Un S.S. s'approche de l'Oberleutnant Wilhelm Brückner et lui parle à voix basse. L'aide de camp de Hitler se lève rapidement et gagne l'intérieur de l'hôtel Dreesen. Joseph Goebbels se tait lui aussi : il attend comme le Chancelier. Voici Brückner qui revient. Il tient un message.

Devant l'hôtel, un motocycliste fait hurler le moteur de sa machine, puis repart dans un éclatement d'explosions saccadées.

Le message est du Reichsminister Gœring. Le Chancelier le lit, puis le tend à Goebbels. A Berlin, Karl Ernst, Obergruppenführer de la Sturmabteilung, aurait mis ses S.A. en état d'alerte depuis cet après-midi du vendredi 29 juin. Goebbels   confirme : il allait lui-même donner l'information. Elle est grave : la Sturmabteilung est-elle décidée à passer à l'action dans la capitale ? Est-ce la Nuit des longs couteaux qui commence ? Ce Karl Ernst est un homme résolu : l'un de ces chefs S.A. sorti de rien, qui ont servi d'hommes de main, d'hommes à tout faire, au Parti nazi, d'autant moins arrêtés par les scrupules qu'ils voyaient dans le nazisme l'occasion de s'emparer à leur profit personnel de la puissance et de la richesse. Et ils y sont parvenus.
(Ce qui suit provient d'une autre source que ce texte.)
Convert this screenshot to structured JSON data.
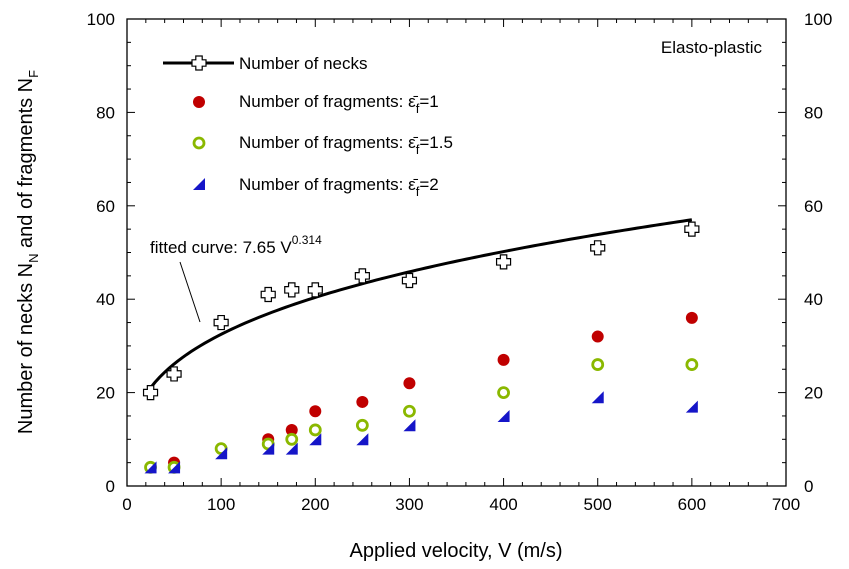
{
  "chart_data": {
    "type": "scatter",
    "xlabel": "Applied velocity, V (m/s)",
    "ylabel": "Number of necks N",
    "ylabel_sub1": "N",
    "ylabel_mid": " and of fragments N",
    "ylabel_sub2": "F",
    "xlim": [
      0,
      700
    ],
    "ylim": [
      0,
      100
    ],
    "x_ticks": [
      "0",
      "100",
      "200",
      "300",
      "400",
      "500",
      "600",
      "700"
    ],
    "y_ticks": [
      "0",
      "20",
      "40",
      "60",
      "80",
      "100"
    ],
    "y_ticks_right": [
      "0",
      "20",
      "40",
      "60",
      "80",
      "100"
    ],
    "annotation_material": "Elasto-plastic",
    "fit_annotation": {
      "text": "fitted curve: 7.65 V",
      "exponent": "0.314",
      "a": 7.65,
      "b": 0.314,
      "x_range": [
        25,
        600
      ]
    },
    "series": [
      {
        "name": "Number of necks",
        "marker": "cross",
        "color": "#000000",
        "x": [
          25,
          50,
          100,
          150,
          175,
          200,
          250,
          300,
          400,
          500,
          600
        ],
        "y": [
          20,
          24,
          35,
          41,
          42,
          42,
          45,
          44,
          48,
          51,
          55
        ]
      },
      {
        "name": "Number of fragments: ε̄f=1",
        "label_prefix": "Number of fragments: ",
        "label_eps": "ε̄",
        "label_sub": "f",
        "label_value": "=1",
        "marker": "circle",
        "color": "#c00000",
        "x": [
          25,
          50,
          100,
          150,
          175,
          200,
          250,
          300,
          400,
          500,
          600
        ],
        "y": [
          4,
          5,
          8,
          10,
          12,
          16,
          18,
          22,
          27,
          32,
          36
        ]
      },
      {
        "name": "Number of fragments: ε̄f=1.5",
        "label_prefix": "Number of fragments: ",
        "label_eps": "ε̄",
        "label_sub": "f",
        "label_value": "=1.5",
        "marker": "ring",
        "color": "#8ab800",
        "x": [
          25,
          50,
          100,
          150,
          175,
          200,
          250,
          300,
          400,
          500,
          600
        ],
        "y": [
          4,
          4,
          8,
          9,
          10,
          12,
          13,
          16,
          20,
          26,
          26
        ]
      },
      {
        "name": "Number of fragments: ε̄f=2",
        "label_prefix": "Number of fragments: ",
        "label_eps": "ε̄",
        "label_sub": "f",
        "label_value": "=2",
        "marker": "triangle",
        "color": "#1515c8",
        "x": [
          25,
          50,
          100,
          150,
          175,
          200,
          250,
          300,
          400,
          500,
          600
        ],
        "y": [
          4,
          4,
          7,
          8,
          8,
          10,
          10,
          13,
          15,
          19,
          17
        ]
      }
    ],
    "fit_line_label": "Number of necks"
  }
}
Karl Ernst, qui n'a pas 35 ans, commande à 250 000 hommes. Ancien portier d'hôtel, ancien garçon de café, il arbore maintenant des uniformes flamboyants, baroques, abusant des médailles, des insignes. Sur sa tête puissante et vulgaire de mauvais garçon, où la bouche épaisse dit la soif de jouissances, il porte, obliquement, crânement, de façon désinvolte, sa casquette d'Obergruppenführer des S.A. Il séduit les héritières des familles de la haute société berlinoise. On le dit aussi homosexuel. Son rire, son cynisme éclatent, et ses yeux s'allument quand il visite les entrepôts abandonnés ou les caves transformées en Bunkers, tous ces lieux où les S.A.                  « corrigent » les Allemands récalcitrants. Les hommes d'Ernst bénéficient de l'impunité : vols, meurtres, viols, tout devient affaire politique et Ernst couvre ses S.A. A Berlin, on le craint : pour certains il n'est qu'un sadique, un droit commun transformé en responsable officiel, en représentant de l'ordre et de l'Etat. Il est pourtant reçu dans la bonne société et on ne le voit qu'en compagnie d'Auguste Guillaume de Prusse, quatrième fils du Kaiser. Et c'est ce Karl Ernst qui vient selon le message reçu par Hitler à Godesberg, de mettre ses S.A. en état d'alerte. Le mécontentement des Chemises brunes a-t-il donné naissance à un complot ?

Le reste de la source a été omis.